Question

College Basketball and particularly the NCAA basketball tournament is a popular venue for gambling, from novices in office betting pools to high rollers. To encourage uniform betting across teams. Las Vegas oddsmakers assign a point spread to each game. The point spread is the oddsmakers prediction for the number of points by which the favored team will win. If you bet on the favorite, you win the bet provided the favorite wins by more than the point spread; otherwise you lose the bet. Is the point spread a good measure of the relative ability of the two teams? They obtained the difference between the actual margin of victory and the point spread, called the point-spread error for \(2109\) college basketball games. The mean-point spread error was found to be \(-0.2\) point with a standard deviation of \(10.9\) points. For a particular game, a point spread error of \(0\) indicates that the point was a perfect estimate of the two teams relative abilities.
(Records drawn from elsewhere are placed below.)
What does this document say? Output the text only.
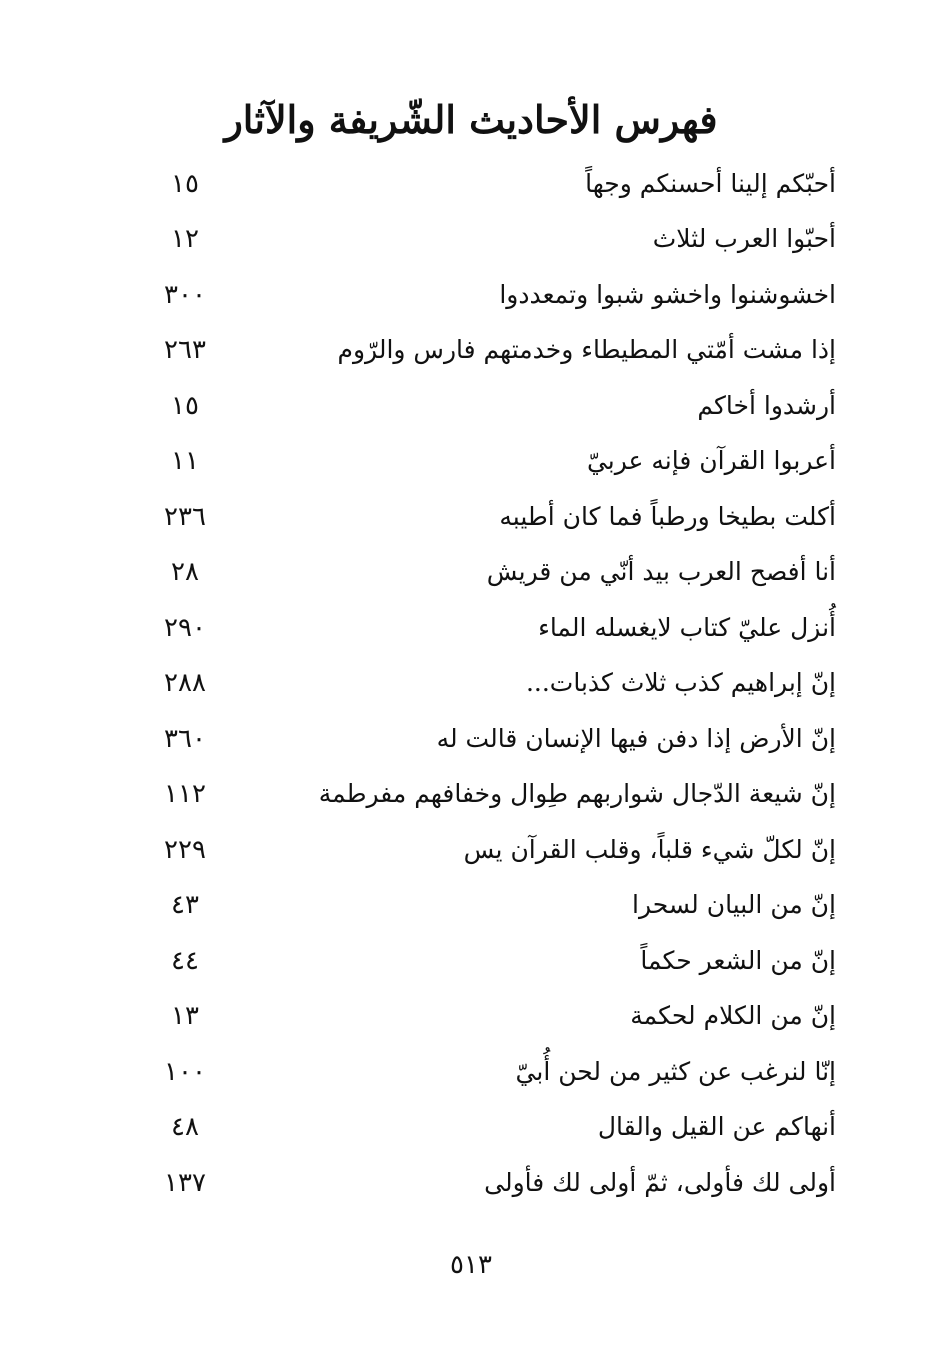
فهرس الأحاديث الشّريفة والآثار
١٥	أحبّكم إلينا أحسنكم وجهاً
١٢	أحبّوا العرب لثلاث
٣٠٠	اخشوشنوا واخشو شبوا وتمعددوا
٢٦٣	إذا مشت أمّتي المطيطاء وخدمتهم فارس والرّوم
١٥	أرشدوا أخاكم
١١	أعربوا القرآن فإنه عربيّ
٢٣٦	أكلت بطيخا ورطباً فما كان أطيبه
٢٨	أنا أفصح العرب بيد أنّي من قريش
٢٩٠	أُنزل عليّ كتاب لايغسله الماء
٢٨٨	إنّ إبراهيم كذب ثلاث كذبات...
٣٦٠	إنّ الأرض إذا دفن فيها الإنسان قالت له
١١٢	إنّ شيعة الدّجال شواربهم طِوال وخفافهم مفرطمة
٢٢٩	إنّ لكلّ شيء قلباً، وقلب القرآن يس
٤٣	إنّ من البيان لسحرا
٤٤	إنّ من الشعر حكماً
١٣	إنّ من الكلام لحكمة
١٠٠	إنّا لنرغب عن كثير من لحن أُبيّ
٤٨	أنهاكم عن القيل والقال
١٣٧	أولى لك فأولى، ثمّ أولى لك فأولى
٥١٣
a. If on average the oddsmakers are estimating correctly, what is the (population) mean point-spread error?

b. Use the data to decide, at the \(5%\) significance level, whether the (population) mean point-spread error differs from \(0\).

c. Interpret your answers in part (b).

Short answer

Part a. \(0\) points.

Part b. \(P>0.05=5%\Rightarrow Do not reject H_{0}\).

Part c. The data do not provide sufficient evidence to conclude that the population mean point-spread error differs from \(0\)

Step-by-step solution

Part a. Step 1. Given information

The mean point- spread error was found to be \(-0.2\) point with a standard deviation of \(10.9\) points. For a particular game, a point-spread error of \(0\) indicates that the point spread was a perfect estimate of the two teams’ relative abilities.

If, on average, the odds makers are estimating correctly, what is the (population) mean point- spread error?

Part a. Step 2. Calculation

The population mean point-spread error consists \(0\) points, because the perfect estimate is \(0\) points.

Thus, the perfect estimation for the mean point spread error is \(0\) points.

Part b. Step 1. Given information

The mean point- spread error was found to be \(-0.2\) point with a standard deviation of \(10.9\) points. For a particular game, a point-spread error of \(0\) indicates that the point spread was a perfect estimate of the two teams’ relative abilities.

Use the data to decide, at the \(5%\) significance level, whether the population mean point spread error differ from \(0\).

Part b. Step 2. Calculation

At the \(5%\) significance level, firstly will use the \(t-\)test (since the sample is very large and thus the distribution is approximately normal):

\(H_{0}:\mu =0\)

\(H_{a}:\mu \neq0\)

Now find the \(t-\)value:

\(t=\frac{-0.2-0}{10.9 / \sqrt{2109}}\approx -0.84\)

Find the corresponding \(P-\)value using table IV:

\(P>2\times 0.10=0.20\)

If the \(P-\)value is smaller than or equal to the significance level, reject the null hypothesis:

\(P>0.05=5%\Rightarrow\) do not reject \(H_{0}\)

Thus, the solution is \(P>0.05=5%\Rightarrow\) do not reject \(H_{0}\) .

Part c. Step 1. Explanation

The data do not provide sufficient evidence to conclude that the population mean point-spread error differs from \(0\).